It is dustbin day in Haidemühl, a small town in eastern Germany. Karl-Marx-Straße is a long road of small red brick villas that leads up to the old glassworks. Each house is a study in quiet domesticity. Roses in the tiny front gardens, a walnut tree here, a rambling clematis there. Simple trellis railings delimit each territory - for to each is entrusted a little plot of land that is his or her private kingdom. There are no cars, not one anywhere on the entire street, but there is one dustbin. One solitary dustbin, because today is Tuesday.
Karl-Marx-Straße is as empty as all the other roads in Haidemühl. On Straße der Einheit (Unity Street), there are two dustbins. On Straße des Friedens (Peace Street) none at all. Instead a fox has come out of the forest and prowls for scraps behind the old bottle bank.
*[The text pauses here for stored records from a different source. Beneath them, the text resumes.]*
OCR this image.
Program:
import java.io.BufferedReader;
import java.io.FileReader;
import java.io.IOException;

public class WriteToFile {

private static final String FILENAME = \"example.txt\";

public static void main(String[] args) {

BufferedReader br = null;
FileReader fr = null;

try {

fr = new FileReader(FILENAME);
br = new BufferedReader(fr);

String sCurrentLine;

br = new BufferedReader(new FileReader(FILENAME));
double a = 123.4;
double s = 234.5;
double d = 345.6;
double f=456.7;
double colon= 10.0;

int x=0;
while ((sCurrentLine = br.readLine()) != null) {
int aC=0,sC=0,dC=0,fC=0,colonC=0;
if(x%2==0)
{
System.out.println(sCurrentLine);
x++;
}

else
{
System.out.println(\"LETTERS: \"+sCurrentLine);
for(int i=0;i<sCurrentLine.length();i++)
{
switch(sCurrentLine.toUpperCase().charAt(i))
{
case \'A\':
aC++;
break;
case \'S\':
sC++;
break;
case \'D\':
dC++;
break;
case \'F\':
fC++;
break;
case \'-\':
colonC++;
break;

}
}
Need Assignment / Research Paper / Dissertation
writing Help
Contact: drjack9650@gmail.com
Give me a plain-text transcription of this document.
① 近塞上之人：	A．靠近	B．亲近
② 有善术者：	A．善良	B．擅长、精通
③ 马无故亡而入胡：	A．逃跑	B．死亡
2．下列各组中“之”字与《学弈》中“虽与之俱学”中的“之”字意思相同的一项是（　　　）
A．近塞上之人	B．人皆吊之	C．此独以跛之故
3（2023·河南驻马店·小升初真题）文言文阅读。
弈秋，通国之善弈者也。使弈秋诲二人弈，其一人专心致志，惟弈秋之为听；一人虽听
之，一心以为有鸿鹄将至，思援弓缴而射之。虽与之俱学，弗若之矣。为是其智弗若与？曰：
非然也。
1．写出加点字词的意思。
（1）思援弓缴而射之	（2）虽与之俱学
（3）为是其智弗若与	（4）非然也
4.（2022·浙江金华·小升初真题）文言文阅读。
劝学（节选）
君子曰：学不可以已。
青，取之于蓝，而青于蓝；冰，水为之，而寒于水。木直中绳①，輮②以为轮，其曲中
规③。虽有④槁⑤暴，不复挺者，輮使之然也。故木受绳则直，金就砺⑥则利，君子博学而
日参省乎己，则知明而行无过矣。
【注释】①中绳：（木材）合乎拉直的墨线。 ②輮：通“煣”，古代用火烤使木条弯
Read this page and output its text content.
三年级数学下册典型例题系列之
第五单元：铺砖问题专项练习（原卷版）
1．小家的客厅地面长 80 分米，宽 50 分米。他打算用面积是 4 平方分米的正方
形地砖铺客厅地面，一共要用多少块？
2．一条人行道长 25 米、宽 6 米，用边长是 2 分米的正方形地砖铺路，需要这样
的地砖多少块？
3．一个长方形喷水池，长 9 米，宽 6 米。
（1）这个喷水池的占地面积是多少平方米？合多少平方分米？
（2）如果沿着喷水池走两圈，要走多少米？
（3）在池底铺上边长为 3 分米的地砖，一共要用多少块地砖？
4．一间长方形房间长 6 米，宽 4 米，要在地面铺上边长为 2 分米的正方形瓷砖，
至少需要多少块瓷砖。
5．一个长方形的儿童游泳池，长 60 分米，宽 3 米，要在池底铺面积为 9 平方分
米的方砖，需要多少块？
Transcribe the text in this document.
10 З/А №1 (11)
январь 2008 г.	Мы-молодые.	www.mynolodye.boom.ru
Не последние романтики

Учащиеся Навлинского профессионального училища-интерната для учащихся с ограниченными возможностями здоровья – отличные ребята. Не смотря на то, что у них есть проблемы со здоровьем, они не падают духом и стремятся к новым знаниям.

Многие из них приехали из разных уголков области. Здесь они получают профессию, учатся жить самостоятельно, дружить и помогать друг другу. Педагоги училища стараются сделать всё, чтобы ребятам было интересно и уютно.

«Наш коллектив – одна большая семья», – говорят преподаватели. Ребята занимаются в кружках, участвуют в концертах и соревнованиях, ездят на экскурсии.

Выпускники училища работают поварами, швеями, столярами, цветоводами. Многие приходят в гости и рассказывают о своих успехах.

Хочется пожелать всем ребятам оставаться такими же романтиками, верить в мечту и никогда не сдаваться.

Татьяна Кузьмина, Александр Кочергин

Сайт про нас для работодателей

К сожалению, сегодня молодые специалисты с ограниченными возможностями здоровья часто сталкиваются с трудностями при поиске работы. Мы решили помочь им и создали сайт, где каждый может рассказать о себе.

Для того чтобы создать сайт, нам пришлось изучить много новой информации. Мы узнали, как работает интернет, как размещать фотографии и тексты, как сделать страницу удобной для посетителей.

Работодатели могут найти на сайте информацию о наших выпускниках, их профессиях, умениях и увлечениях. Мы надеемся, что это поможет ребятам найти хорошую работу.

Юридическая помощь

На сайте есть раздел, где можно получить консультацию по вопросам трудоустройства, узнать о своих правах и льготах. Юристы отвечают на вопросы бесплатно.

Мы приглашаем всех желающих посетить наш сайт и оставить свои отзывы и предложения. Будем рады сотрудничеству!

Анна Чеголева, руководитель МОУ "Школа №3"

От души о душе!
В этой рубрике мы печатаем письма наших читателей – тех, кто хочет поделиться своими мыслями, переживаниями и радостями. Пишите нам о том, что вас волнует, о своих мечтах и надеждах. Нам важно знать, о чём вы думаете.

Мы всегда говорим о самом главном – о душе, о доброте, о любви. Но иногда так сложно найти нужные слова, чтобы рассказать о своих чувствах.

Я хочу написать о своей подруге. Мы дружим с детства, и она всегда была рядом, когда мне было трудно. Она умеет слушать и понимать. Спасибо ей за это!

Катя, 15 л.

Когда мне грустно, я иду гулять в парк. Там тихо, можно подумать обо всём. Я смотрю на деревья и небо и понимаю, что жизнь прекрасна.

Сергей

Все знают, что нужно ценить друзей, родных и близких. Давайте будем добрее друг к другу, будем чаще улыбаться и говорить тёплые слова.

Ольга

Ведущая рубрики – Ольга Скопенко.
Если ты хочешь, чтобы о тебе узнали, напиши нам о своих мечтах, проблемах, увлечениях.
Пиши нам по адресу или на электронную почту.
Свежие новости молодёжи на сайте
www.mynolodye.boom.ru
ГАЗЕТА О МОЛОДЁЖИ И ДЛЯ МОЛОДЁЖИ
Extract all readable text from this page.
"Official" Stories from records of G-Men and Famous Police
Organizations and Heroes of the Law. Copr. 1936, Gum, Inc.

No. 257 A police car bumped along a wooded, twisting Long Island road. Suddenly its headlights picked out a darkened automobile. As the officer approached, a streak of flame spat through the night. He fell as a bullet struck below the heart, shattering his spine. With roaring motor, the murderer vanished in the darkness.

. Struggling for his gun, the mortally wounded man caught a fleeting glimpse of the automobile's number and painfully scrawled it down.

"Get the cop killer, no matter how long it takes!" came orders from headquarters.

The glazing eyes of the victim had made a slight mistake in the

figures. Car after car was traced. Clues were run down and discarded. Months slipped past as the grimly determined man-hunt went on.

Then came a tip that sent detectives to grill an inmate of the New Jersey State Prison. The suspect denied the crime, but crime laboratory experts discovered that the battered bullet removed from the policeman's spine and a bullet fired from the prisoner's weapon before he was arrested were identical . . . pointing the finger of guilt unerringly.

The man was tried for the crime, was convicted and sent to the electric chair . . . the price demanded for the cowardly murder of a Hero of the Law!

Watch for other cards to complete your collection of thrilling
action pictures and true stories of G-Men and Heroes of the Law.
In the next village along the way, just three kilometres distant, they have their own views on what's been going on over in Haidemühl. Proschim folk are pretty blunt about everything. Especially when it concerns Haidemühl. An old man sits on a wooden stool outside his house in Proschim's main street. "Along there," he says angrily, raising his voice and gesticulating with his walking stick in the direction of the railway bridge that marks the boundary between roschim and Haidemühl, "that's the Kingdom of Sweden." The crude painted sign that stand in the very centre of Proschim says something of the general mood in the village:
Coal from Lusatia is supporting
the Swedish welfare state.
That German politicians connive in this
is evidence of their
gullibility and bribability.
"Haidemühl today, Proschim tomorrow," says the man with the walking stick, and then he recites a litany of the lost villages: "Gosda, Rosendorf, Wolkenberg, Kausche, Jessen... in Jessen, there was even a mediaeval church. It's gone. Everything's gone".